Les militants se font vieux. La relève est-elle là ? 
Les militants du MMM de la première heure qui sont toujours là sont bien sûr âgés, mais avec de l’expérience. Comme Bérenger et Bhagwan avec ses dix victoires consécutives au n°20 (Beau-Bassin/Petite-Rivière). Mais il y a aussi les jeunes comme Joanna Bérenger, Jasmine Toulouse, Fawzi Allymun, Karen Foo Kune-Bacha et les moins jeunes comme Jyoti Jeetun, Reza Uteem, Arianne Navarre-Marie, Aadil Ameer Meea, Chetan Baboolall, Tony Apollon, Deven Nagalingum, Franco Quirin, entre autres. C’est en se renouvelant et en modernisant ses structures et sa communication interne que le MMM relèvera le défi de l’avenir. 

Bref, est-ce que le MMM pourrait rester au pouvoir, sans cassure ? 
En entendant le mot cassure, certains sont traumatisés. La direction du MMM, forte de son expérience, saura montrer plus de maturité et de souplesse au sein de l’Alliance du Changement menée par Navin Ramgoolam, et qui porte l’espoir de tout un peuple. Qui devra « deliver » dans la transparence. Un gouvernement qui devra faire ce qu’il dit et dire ce qu’il fait. La population compte aussi sur les autres composantes de l’alliance, le PTR, Nouveaux Démocrates et les idéalistes plutôt réalistes de Rezistans ek Alternativ (ReA). 

Que pensez-vous de ReA ? 
Au sein de ReA, ce sont des jeunes formés dans l’esprit du mauricianisme et du service aux autres. ReA apporte fraîcheur, jeunesse, écologisme, féminisme, humanisme, intellect et beaucoup d’éléments de la classe ouvrière en son sein et dans son sillage. Ces jeunes femmes et jeunes hommes ont montré de quoi ils étaient capables face à la catastrophe du Wakashio, dans leur combat contre le communalisme et en faveur des droits humains et de la nature. Si ce parti continue sur cette lancée et prend de l’ampleur, ReA sera une véritable bénédiction pour la République de Maurice. 

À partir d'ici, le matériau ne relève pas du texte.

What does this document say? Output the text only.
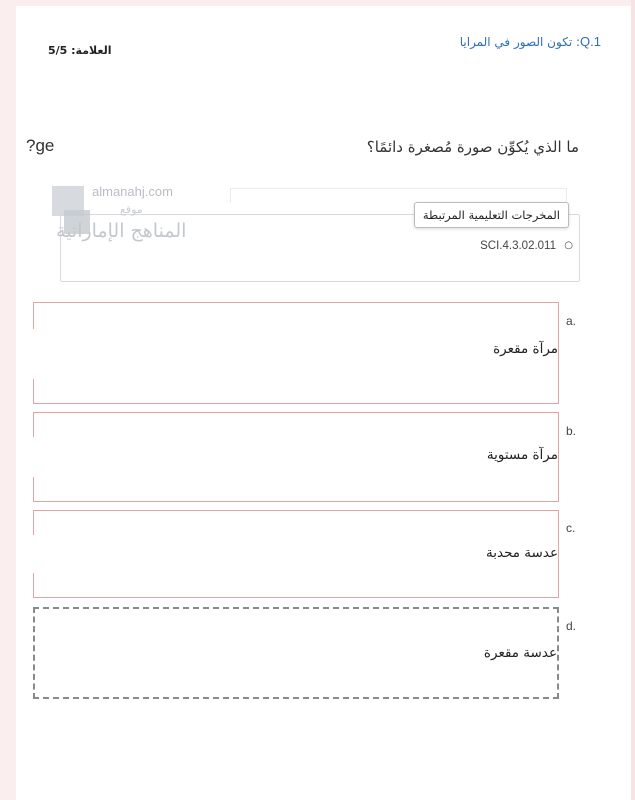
Q.1: تكون الصور في المرايا
العلامة: 5/5
?ge	ما الذي يُكوِّن صورة مُصغرة دائمًا؟
المخرجات التعليمية المرتبطة
SCI.4.3.02.011 ○
almanahj.com
موقع
المناهج الإماراتية
مرآة مقعرة
a.
مرآة مستوية
b.
عدسة محدبة
c.
عدسة مقعرة
d.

Rama Poonoosamy : son parcours

Né en juillet 1951 à Port-Louis, Rama Poonoosamy est marié à Gina. Le couple a trois enfants : Gavin, Romi et Amsi. Après le primaire à l’école du Champ de Lort, maintenant Raoul Rivet, à la rue Saint Georges, il a fait ses études secondaires à La School, l’ancien Collège Royal de Port-Louis, et au John Kennedy College. Il a poursuivi des études supérieures en administration publique et en sciences politiques à l’Université de Maurice. 
En 1977, Rama Poonoosamy a été élu conseiller municipal à Port-Louis dans ce qui est communément appelé le Ward 4. En 1982, il a été élu député dans la circonscription n°8, Moka/Quartier-Militaire.